Open Research Session: exploring crossovers between academic research, the arts, refugees and migration

Please join us for the second of our research forums, where we will be hearing about innovative collaborative projects from artists and academics.

WHEN: Friday, 4th March at 4 pm

WHERE: Counterpoints Arts, Unit 2\3 Hoxton Works, London, N1 6SH

CONTACT: email agnes.woolley@rhul.ac.uk to reserve your place

Speakers include
Laila Sumpton: Poet, activist and co-founder of Bards Without Borders, a collective of poets from refugee and migrant background making new work inspired by Shakespeare.

Dr Stephen Smith: Visiting Tutor in Roman Archaeology and Art at Royal Holloway, University of London and co-organiser of a project called ‘Remembering the Romans in the Middle East and North Africa’.

Lucy Coren: MA Student at University of Kent and Mobilizer for Playing Identities, a project using the Pan Speech online collaboration tools to mash-up European theatrical traditions.

Alice Mukaka: PhD Candidate at UEL, who recently organised the seminar “The Role of Rights Activism, Academia and Performing Arts Practices: A conversation” as part of the programming connected to the play Nine Lives by Zodwa Nyoni at the Arcola Theatre.

Dr Vivienne Lachs: Teacher, Yiddishist and singer, Vivi sings Yiddish popular songs with local bands, leads walking tours of the East End and is currently working on a post-doctoral project connected to Kayo’s residency.

 

Research Forum: ‘Create Dangerously’

 

The first formal meeting of the project took place on the evening of Wednesday 3rd February.
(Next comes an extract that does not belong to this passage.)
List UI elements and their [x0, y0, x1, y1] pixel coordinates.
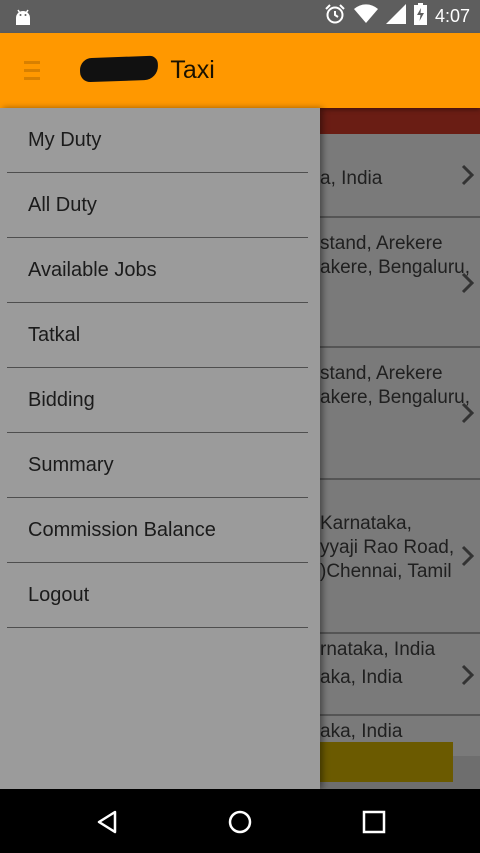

Those present set out their motivations for involvement and relevant personal research as well as their hopes and expectations from the project.

Kayo’s introduction to his residency highlighted his desire to create new work during the project, focusing on creative and critical hybridity. He opened with an example of what he thought this might look like: a poem by Li Young Lee entitled ‘Self-Help For Fellow Refugees’.

Dr. Emma Cox then offered a critical response to one of Kayo’s poems ‘Naturalised Citizens’. Her discussion focused on the relationship between language and power, quoting from Rowan Williams’ lecture,  ‘War, Words and Reason’ .  In reference to this, she initially used her own experience in visa application to explain how bureaucratic language and closed yes/no questions limit reality into a financial discourse of accept and reject. This is an issue in terms of individual self-expression as it blocks response.

She addressed the language of power and explored the attempt to emotionally conceptualise a hyper-rational bureaucratic language. Giving the recent quote ‘swarm/bunch of migrants’ as an example, she revealed how this, apparently flippant, use of metaphorical language perpetuates an image of migration and ultimately blocks any discussion into the credibility of this image. She was encouraged by the opportunity in the project to create new ways to respond to migration; focussing on liberation of expression.

The open discussion questioned the tension between the usefulness of migrant experience as an abstract concept, and the vital need to talk about legalities such as the refugee convention. It was admitted that the engagement of new people who are not directly involved in the discussion of Migrant Experience would be difficult. Attendees included those involved in Documentary, PhD researchers and novelists and all contributed ways in which audience reaction plays a part in the public understanding of the refugee experience.

In response to these discussions we considered Carolyn Cooper and her theory that translation is an ideological issue. This made us consider the extent to which writing in English would effect cultural expression: what idiosyncrasies of a culture are lost when described in a different language?

To end on a more hopeful note, Salman Rushdie argues that something can also be gained through this translation, and we will reflect on Kayo’s reading on Wednesday 10th February with this in mind.

 

 

 

Event

A reading with poet Kayo Chingonyi and playwright Angeliki Tsanikidou

4.00 – 5.30 pm 10th February 2016

Boilerhouse Auditorium, Royal Holloway, Egham, Surrey, TW20 0EX

Kayo Chingonyi is the author of two books of poetry, Some Bright Elegance (Salt, 2012) and The Colour of James Brown’s Scream (Akashic, 2016) and is currently working on a third. He is a writer-in-residence at George Green’s School, a commissioned poet for the Nuffield Council on Bioethics, and Associate Poet at the ICA from Autumn 2015 to Spring 2016.

Angeliki Kitrini Tsanikidou was born in Greece. She comes from a long line of good story tellers. Growing up, she was fascinated by the stories she heard from the women in her family and decided to start making her own. She studied English and Drama, worked for the Theatre and as a teacher in Greece before moving to the UK to undertake a PhD in playwriting.